Newly appointed Chief Customer and Commercial Officer, Ronald Lam, noted that “September was another challenging month”, as demand for travel into Hong Kong has weakened, especially during National Day, “traditionally a very strong period”, he added. “Intense competition and reliance on transit passengers” put pressure on Cathay’s yields.
In September 2019, the Hong Kongese airline group carried 2.4 million passengers (7.1% less compared to September 2018) and 172 tons of cargo (a drop by 4.4%). Year-to-date (YTD) results are also diminishing, even if Cathay Pacific group carried 26.8 million passengers, which is an increase of 1.3%. However, in August 2019, YTD passenger traffic results were up by 2.2%. Freight tonnage improved compared to August 2019, but YTD remained negative – down by 6.8%.

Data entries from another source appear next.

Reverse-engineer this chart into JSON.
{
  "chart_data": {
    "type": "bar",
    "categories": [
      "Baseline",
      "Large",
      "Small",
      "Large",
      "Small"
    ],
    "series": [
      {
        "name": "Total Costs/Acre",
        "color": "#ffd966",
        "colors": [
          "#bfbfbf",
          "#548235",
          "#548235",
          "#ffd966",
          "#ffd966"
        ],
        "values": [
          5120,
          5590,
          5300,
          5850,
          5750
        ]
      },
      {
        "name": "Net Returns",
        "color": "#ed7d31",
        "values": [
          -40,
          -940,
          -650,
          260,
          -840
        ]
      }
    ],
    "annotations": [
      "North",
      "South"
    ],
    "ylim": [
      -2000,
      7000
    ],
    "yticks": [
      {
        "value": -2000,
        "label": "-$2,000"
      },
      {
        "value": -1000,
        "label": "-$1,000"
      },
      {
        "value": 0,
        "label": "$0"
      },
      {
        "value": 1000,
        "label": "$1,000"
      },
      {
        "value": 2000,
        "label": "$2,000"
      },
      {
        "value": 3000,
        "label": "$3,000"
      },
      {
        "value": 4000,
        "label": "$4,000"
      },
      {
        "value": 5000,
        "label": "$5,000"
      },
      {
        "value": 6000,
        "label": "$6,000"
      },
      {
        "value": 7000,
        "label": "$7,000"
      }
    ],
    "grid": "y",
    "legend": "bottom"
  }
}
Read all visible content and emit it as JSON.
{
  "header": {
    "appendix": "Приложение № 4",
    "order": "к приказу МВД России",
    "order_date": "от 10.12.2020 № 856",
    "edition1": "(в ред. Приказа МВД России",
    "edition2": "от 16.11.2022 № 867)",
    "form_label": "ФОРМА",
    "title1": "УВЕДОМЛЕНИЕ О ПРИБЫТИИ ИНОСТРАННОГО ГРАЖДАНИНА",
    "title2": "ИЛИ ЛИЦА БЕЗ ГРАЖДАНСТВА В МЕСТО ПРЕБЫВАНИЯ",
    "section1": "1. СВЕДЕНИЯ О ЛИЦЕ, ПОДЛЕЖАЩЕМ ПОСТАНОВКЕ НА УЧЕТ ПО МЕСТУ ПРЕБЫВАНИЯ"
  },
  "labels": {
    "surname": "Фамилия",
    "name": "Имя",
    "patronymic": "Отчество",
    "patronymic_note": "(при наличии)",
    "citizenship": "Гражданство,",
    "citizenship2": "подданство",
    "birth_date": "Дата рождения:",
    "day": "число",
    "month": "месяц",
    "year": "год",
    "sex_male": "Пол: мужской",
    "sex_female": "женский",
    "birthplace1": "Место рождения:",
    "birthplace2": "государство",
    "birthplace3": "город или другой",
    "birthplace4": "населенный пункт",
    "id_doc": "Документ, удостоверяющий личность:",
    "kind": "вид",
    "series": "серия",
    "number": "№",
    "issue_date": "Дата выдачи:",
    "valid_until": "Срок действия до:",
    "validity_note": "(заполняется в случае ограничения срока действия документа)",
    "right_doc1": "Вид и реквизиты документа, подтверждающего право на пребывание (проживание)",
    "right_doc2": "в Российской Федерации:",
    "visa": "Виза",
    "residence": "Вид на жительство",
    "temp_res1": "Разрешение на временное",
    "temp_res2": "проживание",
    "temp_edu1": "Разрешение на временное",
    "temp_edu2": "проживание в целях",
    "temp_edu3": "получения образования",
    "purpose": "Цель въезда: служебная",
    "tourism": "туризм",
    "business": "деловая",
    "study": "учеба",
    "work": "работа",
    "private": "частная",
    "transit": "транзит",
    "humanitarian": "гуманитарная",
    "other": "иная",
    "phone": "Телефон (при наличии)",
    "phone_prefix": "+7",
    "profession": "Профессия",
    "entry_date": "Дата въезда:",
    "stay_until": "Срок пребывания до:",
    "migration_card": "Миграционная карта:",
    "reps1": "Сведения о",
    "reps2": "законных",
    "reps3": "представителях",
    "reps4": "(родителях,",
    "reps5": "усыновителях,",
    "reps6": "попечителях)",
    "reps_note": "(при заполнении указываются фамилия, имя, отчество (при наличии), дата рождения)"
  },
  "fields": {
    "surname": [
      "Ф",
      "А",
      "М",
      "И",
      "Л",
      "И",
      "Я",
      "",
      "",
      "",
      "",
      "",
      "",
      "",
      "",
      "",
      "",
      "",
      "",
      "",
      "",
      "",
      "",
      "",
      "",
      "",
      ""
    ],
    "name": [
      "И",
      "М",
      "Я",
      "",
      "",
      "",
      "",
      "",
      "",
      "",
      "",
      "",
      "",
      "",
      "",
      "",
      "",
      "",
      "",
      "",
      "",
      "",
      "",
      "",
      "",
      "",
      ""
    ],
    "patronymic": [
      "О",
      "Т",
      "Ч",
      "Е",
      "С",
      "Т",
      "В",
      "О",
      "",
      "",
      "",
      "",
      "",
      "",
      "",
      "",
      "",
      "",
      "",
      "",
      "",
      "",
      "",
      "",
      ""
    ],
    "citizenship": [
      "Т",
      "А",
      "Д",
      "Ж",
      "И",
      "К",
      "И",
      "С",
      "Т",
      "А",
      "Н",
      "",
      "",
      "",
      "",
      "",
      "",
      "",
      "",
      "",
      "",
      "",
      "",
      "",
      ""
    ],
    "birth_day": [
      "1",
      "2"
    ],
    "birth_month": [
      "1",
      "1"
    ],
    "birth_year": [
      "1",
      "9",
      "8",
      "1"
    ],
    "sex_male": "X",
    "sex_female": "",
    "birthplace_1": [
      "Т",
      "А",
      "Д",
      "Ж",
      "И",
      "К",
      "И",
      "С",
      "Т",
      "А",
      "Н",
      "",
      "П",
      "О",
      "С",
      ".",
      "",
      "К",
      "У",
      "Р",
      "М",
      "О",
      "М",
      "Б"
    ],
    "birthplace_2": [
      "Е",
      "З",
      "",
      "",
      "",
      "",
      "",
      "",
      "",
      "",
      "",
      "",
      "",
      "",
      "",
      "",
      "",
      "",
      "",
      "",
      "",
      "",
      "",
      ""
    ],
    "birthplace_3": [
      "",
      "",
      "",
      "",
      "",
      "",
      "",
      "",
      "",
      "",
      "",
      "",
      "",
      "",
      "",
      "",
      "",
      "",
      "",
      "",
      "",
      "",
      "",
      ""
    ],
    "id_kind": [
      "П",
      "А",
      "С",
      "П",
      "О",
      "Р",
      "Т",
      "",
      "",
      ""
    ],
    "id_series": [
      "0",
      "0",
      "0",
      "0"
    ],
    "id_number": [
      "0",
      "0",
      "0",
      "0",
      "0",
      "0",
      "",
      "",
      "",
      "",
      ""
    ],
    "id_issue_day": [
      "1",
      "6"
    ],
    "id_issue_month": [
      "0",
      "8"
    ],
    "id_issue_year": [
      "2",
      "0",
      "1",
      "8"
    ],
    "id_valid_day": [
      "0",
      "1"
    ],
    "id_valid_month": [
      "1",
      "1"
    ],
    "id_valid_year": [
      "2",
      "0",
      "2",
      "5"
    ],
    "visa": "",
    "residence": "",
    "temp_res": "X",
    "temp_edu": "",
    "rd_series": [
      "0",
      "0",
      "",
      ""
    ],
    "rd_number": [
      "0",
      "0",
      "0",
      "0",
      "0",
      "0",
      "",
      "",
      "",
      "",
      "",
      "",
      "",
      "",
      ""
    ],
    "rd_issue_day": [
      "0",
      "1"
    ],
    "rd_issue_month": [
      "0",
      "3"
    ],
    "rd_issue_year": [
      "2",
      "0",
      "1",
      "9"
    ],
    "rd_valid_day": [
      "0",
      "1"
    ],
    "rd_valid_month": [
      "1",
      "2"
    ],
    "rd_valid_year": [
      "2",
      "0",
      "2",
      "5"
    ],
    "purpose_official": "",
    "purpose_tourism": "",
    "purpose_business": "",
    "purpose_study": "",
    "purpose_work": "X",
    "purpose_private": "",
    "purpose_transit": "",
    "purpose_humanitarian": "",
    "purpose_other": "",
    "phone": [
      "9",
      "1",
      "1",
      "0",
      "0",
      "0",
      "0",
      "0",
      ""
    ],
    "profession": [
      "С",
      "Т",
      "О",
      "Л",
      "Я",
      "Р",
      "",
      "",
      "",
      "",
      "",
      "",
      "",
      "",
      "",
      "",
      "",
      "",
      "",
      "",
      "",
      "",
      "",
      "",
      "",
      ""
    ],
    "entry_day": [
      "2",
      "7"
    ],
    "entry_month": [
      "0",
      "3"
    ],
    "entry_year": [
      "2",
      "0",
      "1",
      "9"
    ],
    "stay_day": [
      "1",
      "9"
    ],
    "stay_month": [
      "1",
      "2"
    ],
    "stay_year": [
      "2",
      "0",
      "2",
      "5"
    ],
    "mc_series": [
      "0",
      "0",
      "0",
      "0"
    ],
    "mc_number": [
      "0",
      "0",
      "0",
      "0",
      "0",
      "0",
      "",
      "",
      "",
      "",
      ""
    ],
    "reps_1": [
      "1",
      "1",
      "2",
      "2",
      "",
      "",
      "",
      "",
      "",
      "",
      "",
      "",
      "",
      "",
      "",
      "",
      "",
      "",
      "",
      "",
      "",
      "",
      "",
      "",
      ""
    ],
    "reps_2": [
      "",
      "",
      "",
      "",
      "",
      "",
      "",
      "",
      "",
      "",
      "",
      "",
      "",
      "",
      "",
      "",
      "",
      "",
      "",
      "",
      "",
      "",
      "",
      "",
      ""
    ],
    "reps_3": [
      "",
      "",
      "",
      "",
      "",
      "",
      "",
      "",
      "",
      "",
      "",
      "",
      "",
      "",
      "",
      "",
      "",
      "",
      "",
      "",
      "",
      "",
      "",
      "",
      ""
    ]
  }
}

Cathay lost a significant portion of demand to Mainland China routes ‒ a key market for the airline. Revenue per Passenger Kilometers (RPK) dropped by 23.2% compared to September 2018. Corresponding to the market, the carrier withdrew capacity on routes to China and added additional Available Seat Kilometers (ASK) to other regions and continents, with biggest increase on routes to North East Asia, North America and Europe. A shining star was India, Lam highlighted, as Cathay saw strong demand between India and North America in September. In total, Cathay Pacific added 9.8% more capacity on all routes. Worryingly, load factors dropped 7.2pt – on an average flight in September 2019, the airline only had 73.6% of the total seats filled.
Nevertheless, due to “shortfall in inbound bookings for the remainder of 2019”, Lam expects that the rest of the year will “remain incredibly challenging for the airline”, as second-half financial results are forecast to be “below those of our first half”, said Cathay Pacific’s CC&CO – an unusual scenario for the airline that usually produces much stronger results in H2.
In September, management changes were also present at Cathay. On September 4, 2019, the airline announced that John Slosar will leave his chairman role on November 6, 2019, and will be replaced by Patrick Healy. Previously, in August 2019, Cathay introduced a new Chief Executive Officer and the aforementioned CC&CO, Ronald Lam.